そして「この前」とは、昨日の昼休みのことだろう。たまたま図書室で居合わせたリンとオレが話しているところをオビトは目撃したのだ。リンとの会話だって、大したことではない。リンがオレに勧めたい本があると言って、貸してくれただけだ。それだけでオレがリンを好き?こいつの頭のなか、単純過ぎでしょ。

「お前ねぇ…それだけでオレがアイツを好きだと決めつけるのやめてくれない?」

心底うんざりして答えればオビトはムッとした顔付きに変わった。

「じゃあ、誰なんだよ、お前の好きな奴」

オレの好きな人ねぇ。何故かこのときふっと頭に浮かんだのは、オレを待つ彼女の後ろ姿だった。
ーーいや、それはさすがにありえないでしょ。
浮かんだものを咄嗟に振り払い、どう上手く交わせばオビトから逃げられるか、それだけに集中した。
好きな奴などいないと言えば、そんなはずがないとまたしつこく付き纏われる。かといって、リンを好きだと嘘を吐けば話がややこしくなる。だったらもう、これしかない。

「オレの好きな奴はーー


お前の知らない奴」

さすがに自分の知らない奴だと答えられたらこれ以上催促することは出来ないだろう。仮に「そいつは誰だ」と聞かれても、そこまで答える道理はない。
「じゃあね」呆然と立ち尽くすオビトにオレは背を向けた。一瞬だけ窺えたオビトの顔はまだ納得できない表情だった。案の定、背後から「おい待てよ」とオレを引き止める声が聞こえる。結局、何を答えてもアイツは黙ることはない。これ以上会話を続けても時間の無駄なので、今度こそオレは何も言わずに歩き出した。
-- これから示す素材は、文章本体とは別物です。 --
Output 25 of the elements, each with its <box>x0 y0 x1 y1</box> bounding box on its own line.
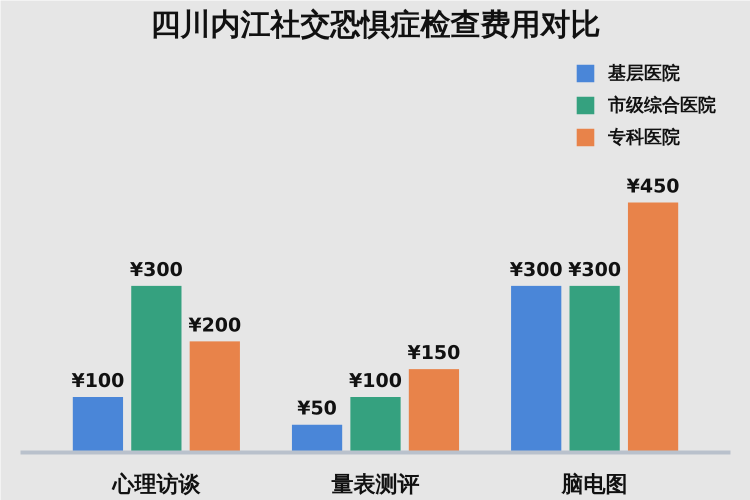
data-label: ¥150 <box>407 342 460 364</box>
data-label: ¥50 <box>297 398 337 420</box>
bar <box>628 202 678 452</box>
bar <box>511 286 562 452</box>
data-label: ¥300 <box>510 258 563 281</box>
legend-label: 基层医院 <box>608 62 680 85</box>
legend-label: 专科医院 <box>608 126 680 149</box>
bar <box>292 424 342 452</box>
data-label: ¥300 <box>568 258 622 281</box>
bar <box>408 369 460 452</box>
data-label: ¥100 <box>71 370 124 392</box>
bar <box>72 396 124 452</box>
bar <box>131 286 182 452</box>
legend-label: 市级综合医院 <box>608 94 716 117</box>
data-label: ¥200 <box>188 314 242 336</box>
data-label: ¥100 <box>349 370 402 392</box>
bar <box>350 396 401 452</box>
data-label: ¥300 <box>130 258 183 281</box>
chart-title: 四川内江社交恐惧症检查费用对比 <box>150 8 600 42</box>
x-tick-label: 脑电图 <box>560 472 628 498</box>
bar <box>190 341 240 452</box>
x-tick-label: 心理访谈 <box>111 472 202 498</box>
data-label: ¥450 <box>626 176 680 198</box>
bar <box>570 286 620 452</box>
x-tick-label: 量表测评 <box>330 472 420 498</box>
昇降口に着いてまず探してしまうのは、彼女の後ろ姿だった。彼女の定位置は日が当たらないあの小さな片隅。いつもそこで彼女はオレの帰りを待っている。少しばかりの優越感に浸りながら、今日もオレはその場所に目を向けた。

ーーだが、彼女の姿はなかった。

慌てて靴を履き、外へ出て彼女を探す。しばらく辺りを見回してみたが、見慣れた後ろ姿はどこにも見当たらない。何故。どうして。いつもならどんなに帰りが遅くたってそこで待っているはずなのに。焦りと暑さで背中からジワリと汗を掻く。夏の生温い風が余計に暑さを加速させ、不安を煽らせた。

当たり前が、当たり前ではなくなった。

ずっとこのままでもいいと思っていた彼女との関係が、少しだけ変わり始めた瞬間だった。